Fans and opponents had been used to seeing two different quarterbacks line up under center for the MSU football team this season. But both sophomores Kirk Cousins and Keith Nichol often split time during the same series Saturday against Michigan.
“They knew they were going to put me in there kind of randomly through plays and through series and I didn’t know when it was going to come and I was prepared at any time,” Nichol said.
The quarterbacks were switched in and out more often due to a tweaked ankle Cousins suffered when he attempted to dive into the end zone in the first quarter.
“The plan going into the game was for us to rotate in a way where it wasn’t series by series but it was just during a series, within a series,” Cousins said. “That was the plan all along, whether I was hurt or not, but we just were trying to do what we thought was best, as far as the ankle and as far as the team.”
The ankle injury was bad enough that Cousins pulled himself out as the game went into overtime.
“I said, ‘Coach, I’m not going to be 100 percent. I don’t want to jeopardize the team in this moment,’” Cousins said. “Obviously, I said, ‘We trust Keith’s abilities, so let’s let him go do this.’”
Nichol played the overtime session, completing his only pass — an 11-yarder to sophomore wide receiver B.J. Cunningham — to set up freshman running back Larry Caper’s 23-yard game-winning run on the next play.
Nichol finished 5-for-8 passing for 68 yards. Cousins finished 15-for-21 for 152 yards and two interceptions. But perhaps the most surprising statistic of the game was that he was the game’s leading rusher — 75 yards on seven carries, including a 41-yard burst in the fourth quarter.
Cousins said he would ice his ankle Saturday night and all day Sunday and see how it feels.
Power running
MSU head coach Mark Dantonio always has emphasized the importance of running the ball, although the Spartans haven’t been successful on the ground this season.
Dantonio’s desire for a power running game paid off Saturday in the form of Caper’s powerful surge through Michigan safety Troy Woolfolk on his game-winning run.

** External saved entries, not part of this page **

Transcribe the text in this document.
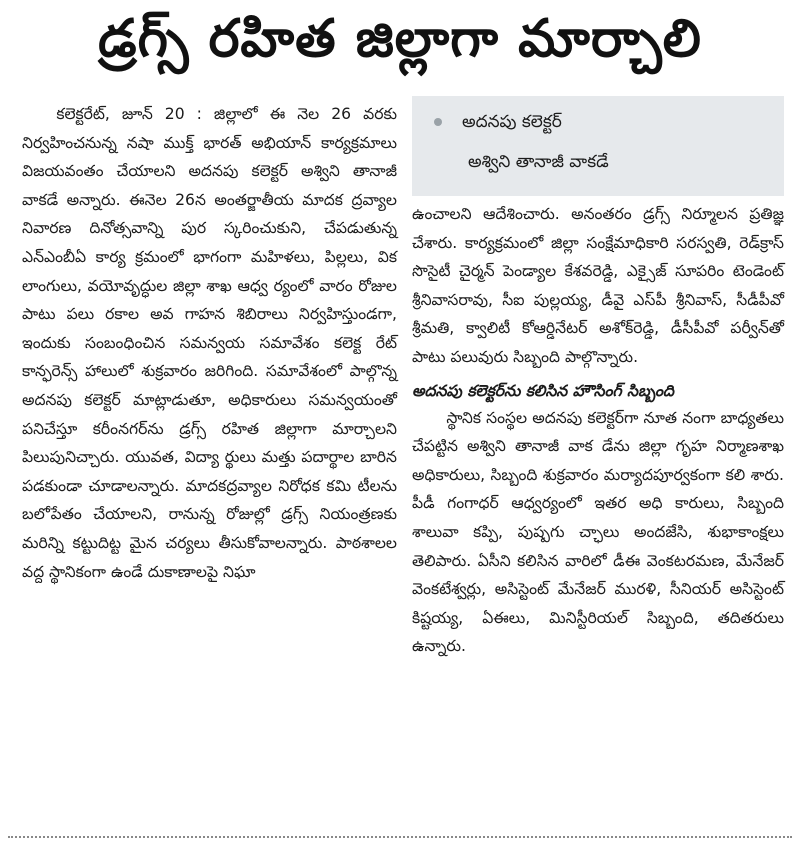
డ్రగ్స్ రహిత జిల్లాగా మార్చాలి

కలెక్టరేట్, జూన్ 20 : జిల్లాలో ఈ నెల 26 వరకు నిర్వహించనున్న నషా ముక్త్ భారత్ అభియాన్ కార్యక్రమాలు విజయవంతం చేయాలని అదనపు కలెక్టర్ అశ్విని తానాజీ వాకడే అన్నారు. ఈనెల 26న అంతర్జాతీయ మాదక ద్రవ్యాల నివారణ దినోత్సవాన్ని పుర స్కరించుకుని, చేపడుతున్న ఎన్ఎంబీఏ కార్య క్రమంలో భాగంగా మహిళలు, పిల్లలు, విక లాంగులు, వయోవృద్ధుల జిల్లా శాఖ ఆధ్వ ర్యంలో వారం రోజుల పాటు పలు రకాల అవ గాహన శిబిరాలు నిర్వహిస్తుండగా, ఇందుకు సంబంధించిన సమన్వయ సమావేశం కలెక్ట రేట్ కాన్ఫరెన్స్ హాలులో శుక్రవారం జరిగింది. సమావేశంలో పాల్గొన్న అదనపు కలెక్టర్ మాట్లాడుతూ, అధికారులు సమన్వయంతో పనిచేస్తూ కరీంనగర్‌ను డ్రగ్స్ రహిత జిల్లాగా మార్చాలని పిలుపునిచ్చారు. యువత, విద్యా ర్థులు మత్తు పదార్థాల బారిన పడకుండా చూడాలన్నారు. మాదకద్రవ్యాల నిరోధక కమి టీలను బలోపేతం చేయాలని, రానున్న రోజుల్లో డ్రగ్స్ నియంత్రణకు మరిన్ని కట్టుదిట్ట మైన చర్యలు తీసుకోవాలన్నారు. పాఠశాలల వద్ద స్థానికంగా ఉండే దుకాణాలపై నిఘా

అదనపు కలెక్టర్
అశ్విని తానాజీ వాకడే

ఉంచాలని ఆదేశించారు. అనంతరం డ్రగ్స్ నిర్మూలన ప్రతిజ్ఞ చేశారు. కార్యక్రమంలో జిల్లా సంక్షేమాధికారి సరస్వతి, రెడ్‌క్రాస్ సొసైటీ చైర్మన్ పెండ్యాల కేశవరెడ్డి, ఎక్సైజ్ సూపరిం టెండెంట్ శ్రీనివాసరావు, సీఐ పుల్లయ్య, డీవై ఎస్‌పీ శ్రీనివాస్, సీడీపీవో శ్రీమతి, క్వాలిటీ కోఆర్డినేటర్ అశోక్‌రెడ్డి, డీసీపీవో పర్వీన్‌తో పాటు పలువురు సిబ్బంది పాల్గొన్నారు.

అదనపు కలెక్టర్‌ను కలిసిన హౌసింగ్ సిబ్బంది

స్థానిక సంస్థల అదనపు కలెక్టర్‌గా నూత నంగా బాధ్యతలు చేపట్టిన అశ్విని తానాజీ వాక డేను జిల్లా గృహ నిర్మాణశాఖ అధికారులు, సిబ్బంది శుక్రవారం మర్యాదపూర్వకంగా కలి శారు. పీడీ గంగాధర్ ఆధ్వర్యంలో ఇతర అధి కారులు, సిబ్బంది శాలువా కప్పి, పుష్పగు చ్ఛాలు అందజేసి, శుభాకాంక్షలు తెలిపారు. ఏసీని కలిసిన వారిలో డీఈ వెంకటరమణ, మేనేజర్ వెంకటేశ్వర్లు, అసిస్టెంట్ మేనేజర్ మురళి, సీనియర్ అసిస్టెంట్ కిష్టయ్య, ఏఈలు, మినిస్టీరియల్ సిబ్బంది, తదితరులు ఉన్నారు.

“One of our goals was to come into this game and run the football,” Treadwell said. “We were going to find a way, and if there’s such a thing as overdoing it, that’s OK because there were some of those down and distances we were going to run the football, challenge those guys up front, and have those backs run hard.”
Running backs coach Dan Enos said earlier in the week that they have had to tell sophomore running back Glenn Winston to make more cuts instead of always initiating contact with a defender.
“They do tell me (to tone it down),” Winston said. “Sometimes I do miss a couple holes because I am looking for a lot of contact, but that’s one thing I’ve got to work on.”